ROME, June 17 (JTA) Jewish leaders have joined other religious leaders in calling for peace and dialogue in two Balkan states Macedonia and Bosnia.
Religious leaders from Macedonia issued a statement late last week expressing their “commitment to the One God for peace for our common country” and urging international support for peace initiatives.
Izhak Asiel, the chief rabbi of Macedonia and Yugoslavia, and Viktor Mizrachi, the president of the 200-member Macedonian Jewish community, signed the statement along with leaders of the Catholic, Muslim, Methodist and Macedonian Orthodox faiths.
The move came against the background of tensions between the Macedonian government and ethnic Albanian rebels that have threatened for weeks to explode into full-scale civil war.

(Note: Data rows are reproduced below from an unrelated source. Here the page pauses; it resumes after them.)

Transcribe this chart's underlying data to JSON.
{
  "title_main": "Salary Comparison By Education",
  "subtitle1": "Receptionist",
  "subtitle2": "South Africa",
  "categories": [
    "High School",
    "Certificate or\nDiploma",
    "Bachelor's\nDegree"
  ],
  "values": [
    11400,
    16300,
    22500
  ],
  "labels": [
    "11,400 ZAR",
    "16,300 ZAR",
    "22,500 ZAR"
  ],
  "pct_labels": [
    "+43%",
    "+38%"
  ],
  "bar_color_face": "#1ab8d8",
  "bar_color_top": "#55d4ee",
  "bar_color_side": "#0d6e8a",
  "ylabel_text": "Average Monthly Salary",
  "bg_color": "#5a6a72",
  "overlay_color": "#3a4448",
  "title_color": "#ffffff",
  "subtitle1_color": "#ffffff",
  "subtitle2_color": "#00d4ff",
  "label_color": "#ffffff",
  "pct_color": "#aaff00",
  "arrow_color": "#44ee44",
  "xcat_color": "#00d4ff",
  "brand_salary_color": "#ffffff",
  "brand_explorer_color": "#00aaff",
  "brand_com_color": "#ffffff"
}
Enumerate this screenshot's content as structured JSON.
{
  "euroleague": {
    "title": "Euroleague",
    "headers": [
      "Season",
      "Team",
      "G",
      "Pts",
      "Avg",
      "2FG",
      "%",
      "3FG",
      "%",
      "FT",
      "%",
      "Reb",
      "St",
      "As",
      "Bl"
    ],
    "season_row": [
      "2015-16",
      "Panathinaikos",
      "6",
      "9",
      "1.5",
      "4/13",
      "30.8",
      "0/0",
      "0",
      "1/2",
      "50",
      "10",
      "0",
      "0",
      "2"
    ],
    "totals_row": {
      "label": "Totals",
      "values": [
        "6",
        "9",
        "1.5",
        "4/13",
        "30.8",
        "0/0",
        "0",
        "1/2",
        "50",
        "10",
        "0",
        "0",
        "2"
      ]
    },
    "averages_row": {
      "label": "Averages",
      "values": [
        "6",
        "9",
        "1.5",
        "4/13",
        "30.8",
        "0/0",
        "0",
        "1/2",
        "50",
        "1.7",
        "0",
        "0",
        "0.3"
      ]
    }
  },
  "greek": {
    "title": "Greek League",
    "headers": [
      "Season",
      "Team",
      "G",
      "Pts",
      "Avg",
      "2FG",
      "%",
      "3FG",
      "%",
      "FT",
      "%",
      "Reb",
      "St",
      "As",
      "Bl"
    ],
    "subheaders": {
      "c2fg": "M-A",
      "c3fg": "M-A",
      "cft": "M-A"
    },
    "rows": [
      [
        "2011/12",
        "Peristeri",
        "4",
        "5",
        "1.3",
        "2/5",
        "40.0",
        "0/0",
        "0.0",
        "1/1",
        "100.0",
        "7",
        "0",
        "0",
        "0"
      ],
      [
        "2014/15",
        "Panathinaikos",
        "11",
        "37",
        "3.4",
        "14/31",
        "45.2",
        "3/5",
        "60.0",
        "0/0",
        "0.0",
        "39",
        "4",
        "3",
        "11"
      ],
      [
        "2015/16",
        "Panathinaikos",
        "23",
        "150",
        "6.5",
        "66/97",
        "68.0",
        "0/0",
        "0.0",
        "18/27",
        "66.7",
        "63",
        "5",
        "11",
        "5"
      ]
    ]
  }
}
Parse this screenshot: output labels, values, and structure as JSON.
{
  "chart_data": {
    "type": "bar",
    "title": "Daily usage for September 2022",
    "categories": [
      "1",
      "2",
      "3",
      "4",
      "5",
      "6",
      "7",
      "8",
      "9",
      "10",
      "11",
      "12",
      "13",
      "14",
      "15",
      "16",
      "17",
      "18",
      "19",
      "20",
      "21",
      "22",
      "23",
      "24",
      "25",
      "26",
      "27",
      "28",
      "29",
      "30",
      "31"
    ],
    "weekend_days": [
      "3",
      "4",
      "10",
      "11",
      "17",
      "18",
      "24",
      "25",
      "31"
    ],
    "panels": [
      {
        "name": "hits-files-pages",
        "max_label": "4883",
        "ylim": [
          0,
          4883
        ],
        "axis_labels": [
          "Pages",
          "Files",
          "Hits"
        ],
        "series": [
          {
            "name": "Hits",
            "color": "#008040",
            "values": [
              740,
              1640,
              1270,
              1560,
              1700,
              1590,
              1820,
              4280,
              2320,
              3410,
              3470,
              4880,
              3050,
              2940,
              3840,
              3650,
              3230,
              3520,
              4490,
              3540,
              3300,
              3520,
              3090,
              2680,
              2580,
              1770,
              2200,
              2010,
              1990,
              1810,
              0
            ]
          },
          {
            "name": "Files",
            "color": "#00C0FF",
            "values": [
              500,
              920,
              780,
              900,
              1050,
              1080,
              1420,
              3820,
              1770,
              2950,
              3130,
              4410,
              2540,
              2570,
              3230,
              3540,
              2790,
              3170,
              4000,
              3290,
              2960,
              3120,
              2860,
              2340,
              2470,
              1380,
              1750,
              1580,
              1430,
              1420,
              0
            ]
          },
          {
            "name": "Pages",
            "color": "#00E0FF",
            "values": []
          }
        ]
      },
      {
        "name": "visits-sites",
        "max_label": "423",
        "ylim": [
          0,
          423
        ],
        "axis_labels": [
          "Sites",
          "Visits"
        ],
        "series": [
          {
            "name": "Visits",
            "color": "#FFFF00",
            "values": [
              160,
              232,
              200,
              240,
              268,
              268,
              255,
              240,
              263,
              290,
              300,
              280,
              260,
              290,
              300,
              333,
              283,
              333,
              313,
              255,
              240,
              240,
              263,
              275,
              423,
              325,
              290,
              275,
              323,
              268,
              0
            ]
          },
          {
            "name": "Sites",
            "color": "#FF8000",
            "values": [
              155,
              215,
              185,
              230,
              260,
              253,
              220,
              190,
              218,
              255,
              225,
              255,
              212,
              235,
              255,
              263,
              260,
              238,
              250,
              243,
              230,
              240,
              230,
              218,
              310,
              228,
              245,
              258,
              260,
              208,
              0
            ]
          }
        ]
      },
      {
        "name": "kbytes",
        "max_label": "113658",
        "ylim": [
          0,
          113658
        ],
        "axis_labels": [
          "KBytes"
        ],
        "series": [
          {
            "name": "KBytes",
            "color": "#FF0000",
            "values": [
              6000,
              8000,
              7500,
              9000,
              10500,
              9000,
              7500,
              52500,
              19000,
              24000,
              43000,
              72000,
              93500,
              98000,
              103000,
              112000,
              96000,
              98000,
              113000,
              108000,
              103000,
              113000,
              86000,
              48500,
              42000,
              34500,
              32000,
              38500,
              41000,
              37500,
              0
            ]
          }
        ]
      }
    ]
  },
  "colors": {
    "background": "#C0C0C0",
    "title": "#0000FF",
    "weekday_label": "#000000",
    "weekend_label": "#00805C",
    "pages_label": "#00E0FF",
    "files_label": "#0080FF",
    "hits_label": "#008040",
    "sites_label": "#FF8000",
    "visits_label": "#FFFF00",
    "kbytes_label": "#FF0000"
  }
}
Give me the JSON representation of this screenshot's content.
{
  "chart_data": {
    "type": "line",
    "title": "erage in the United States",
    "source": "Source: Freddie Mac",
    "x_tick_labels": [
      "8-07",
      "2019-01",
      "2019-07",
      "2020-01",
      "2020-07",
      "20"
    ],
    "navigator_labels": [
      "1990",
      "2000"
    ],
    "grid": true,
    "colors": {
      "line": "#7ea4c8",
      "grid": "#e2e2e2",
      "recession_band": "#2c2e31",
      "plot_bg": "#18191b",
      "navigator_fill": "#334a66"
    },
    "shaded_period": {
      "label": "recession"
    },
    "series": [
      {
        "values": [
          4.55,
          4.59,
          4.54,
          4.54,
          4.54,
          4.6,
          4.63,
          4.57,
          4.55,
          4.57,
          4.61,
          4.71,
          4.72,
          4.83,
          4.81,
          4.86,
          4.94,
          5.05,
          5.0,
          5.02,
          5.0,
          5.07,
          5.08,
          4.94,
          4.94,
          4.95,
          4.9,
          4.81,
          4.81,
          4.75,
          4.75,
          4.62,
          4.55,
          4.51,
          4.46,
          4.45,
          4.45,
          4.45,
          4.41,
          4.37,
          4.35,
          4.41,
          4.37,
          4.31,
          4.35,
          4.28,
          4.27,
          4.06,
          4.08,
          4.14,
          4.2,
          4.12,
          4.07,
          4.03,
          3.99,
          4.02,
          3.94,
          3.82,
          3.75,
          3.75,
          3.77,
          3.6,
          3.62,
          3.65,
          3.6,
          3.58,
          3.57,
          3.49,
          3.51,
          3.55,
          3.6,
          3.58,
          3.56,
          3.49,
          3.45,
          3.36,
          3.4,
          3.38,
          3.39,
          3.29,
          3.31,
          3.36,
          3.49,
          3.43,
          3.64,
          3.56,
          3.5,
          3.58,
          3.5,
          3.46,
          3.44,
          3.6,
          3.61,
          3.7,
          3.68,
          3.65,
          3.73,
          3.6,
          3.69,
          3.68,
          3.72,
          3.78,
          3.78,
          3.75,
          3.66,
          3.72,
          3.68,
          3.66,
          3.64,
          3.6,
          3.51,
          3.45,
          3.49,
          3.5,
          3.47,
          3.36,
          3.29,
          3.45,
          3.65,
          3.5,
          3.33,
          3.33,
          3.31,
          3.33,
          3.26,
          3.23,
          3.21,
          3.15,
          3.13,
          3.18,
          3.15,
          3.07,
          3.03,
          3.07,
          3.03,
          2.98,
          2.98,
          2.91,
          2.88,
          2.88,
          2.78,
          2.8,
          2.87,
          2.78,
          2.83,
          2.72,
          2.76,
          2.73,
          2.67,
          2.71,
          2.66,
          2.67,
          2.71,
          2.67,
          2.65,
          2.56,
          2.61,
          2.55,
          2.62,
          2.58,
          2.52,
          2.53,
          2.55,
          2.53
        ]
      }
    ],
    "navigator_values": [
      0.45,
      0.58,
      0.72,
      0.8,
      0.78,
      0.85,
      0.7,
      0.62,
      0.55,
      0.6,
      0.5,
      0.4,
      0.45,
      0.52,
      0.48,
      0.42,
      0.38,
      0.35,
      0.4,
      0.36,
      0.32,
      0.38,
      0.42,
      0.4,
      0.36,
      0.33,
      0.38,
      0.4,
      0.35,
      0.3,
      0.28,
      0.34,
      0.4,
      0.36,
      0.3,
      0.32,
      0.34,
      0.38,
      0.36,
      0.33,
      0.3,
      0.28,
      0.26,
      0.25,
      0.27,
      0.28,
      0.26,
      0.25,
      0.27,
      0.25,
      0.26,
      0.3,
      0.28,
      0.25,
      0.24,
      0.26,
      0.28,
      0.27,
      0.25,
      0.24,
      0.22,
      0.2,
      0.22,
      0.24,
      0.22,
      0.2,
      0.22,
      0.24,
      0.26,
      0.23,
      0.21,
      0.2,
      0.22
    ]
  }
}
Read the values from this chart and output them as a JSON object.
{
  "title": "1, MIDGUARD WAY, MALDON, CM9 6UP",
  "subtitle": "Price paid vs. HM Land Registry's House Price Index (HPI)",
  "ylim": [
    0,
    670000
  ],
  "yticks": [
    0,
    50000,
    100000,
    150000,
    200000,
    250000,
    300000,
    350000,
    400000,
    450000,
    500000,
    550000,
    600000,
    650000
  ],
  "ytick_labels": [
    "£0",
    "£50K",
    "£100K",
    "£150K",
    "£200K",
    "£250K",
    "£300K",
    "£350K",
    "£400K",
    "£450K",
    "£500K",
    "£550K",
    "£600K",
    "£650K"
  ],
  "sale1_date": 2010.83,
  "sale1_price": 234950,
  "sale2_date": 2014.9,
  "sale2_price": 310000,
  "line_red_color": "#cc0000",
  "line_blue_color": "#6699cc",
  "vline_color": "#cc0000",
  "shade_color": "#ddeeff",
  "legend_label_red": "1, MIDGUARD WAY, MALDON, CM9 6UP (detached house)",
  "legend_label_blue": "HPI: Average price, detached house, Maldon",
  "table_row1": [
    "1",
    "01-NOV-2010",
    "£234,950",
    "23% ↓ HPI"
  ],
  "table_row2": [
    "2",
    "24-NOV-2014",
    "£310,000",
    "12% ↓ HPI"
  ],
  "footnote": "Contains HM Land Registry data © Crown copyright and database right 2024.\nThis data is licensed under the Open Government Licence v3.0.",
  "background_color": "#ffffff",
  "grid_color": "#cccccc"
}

The statement months in the making was released at the close of a three-day meeting of Macedonian religious leaders organized in Switzerland by the World Congress of Churches.
In the statement, the leaders acknowledged but at the same time sought to distance themselves from the strong role that religious identity plays in ethnic conflict.
“Our churches and religious communities are not involved in the conflict, and we strongly reject any effort to allow ourselves to be involved and to be manipulated, as well as any misuse of religious symbols and language for the purposes of violence,” it said.
Calling for dialogue, the statement said peace “is too important to leave only to the efforts of politicians. Peace is also a responsibility of the churches and of the religious communities.
“We call on religious communities around the world to pray with us and to support our efforts for peace.”
The statement was issued just days after religious leaders from Bosnia, meeting in Rome, called upon people of faith to help consolidate the peace and reconstruct that country, which was wracked by ethnic warfare in the 1990s.
The Bosnian statement, signed by Jewish, Muslim, Catholic and Orthodox representatives, urged world leaders to “help the human and moral reconstruction” of the country by taking steps to rebuild the numerous churches, mosques, cemeteries and other religious sites that were damaged or destroyed during the bloody Bosnian civil war.
“There is nothing in the Balkans that does not include both political and religious components,” Mizrachi told JTA before the Macedonian statement was signed.
“Our situation is very different from that in Bosnia,” he said. There, he noted, the interfaith initiatives were happening in a “postwar, post-bloodshed” situation.
In Macedonia, he said, interfaith actives are aimed at “preventing a situation such as happened in Bosnia from taking place.”
“We feel that the only way to prevent intolerance or conflict is education,” Mizrachi said. “If everything one group does is perceived as a mystery to another group, it could also be perceived as a threat, and politicians can manipulate this.”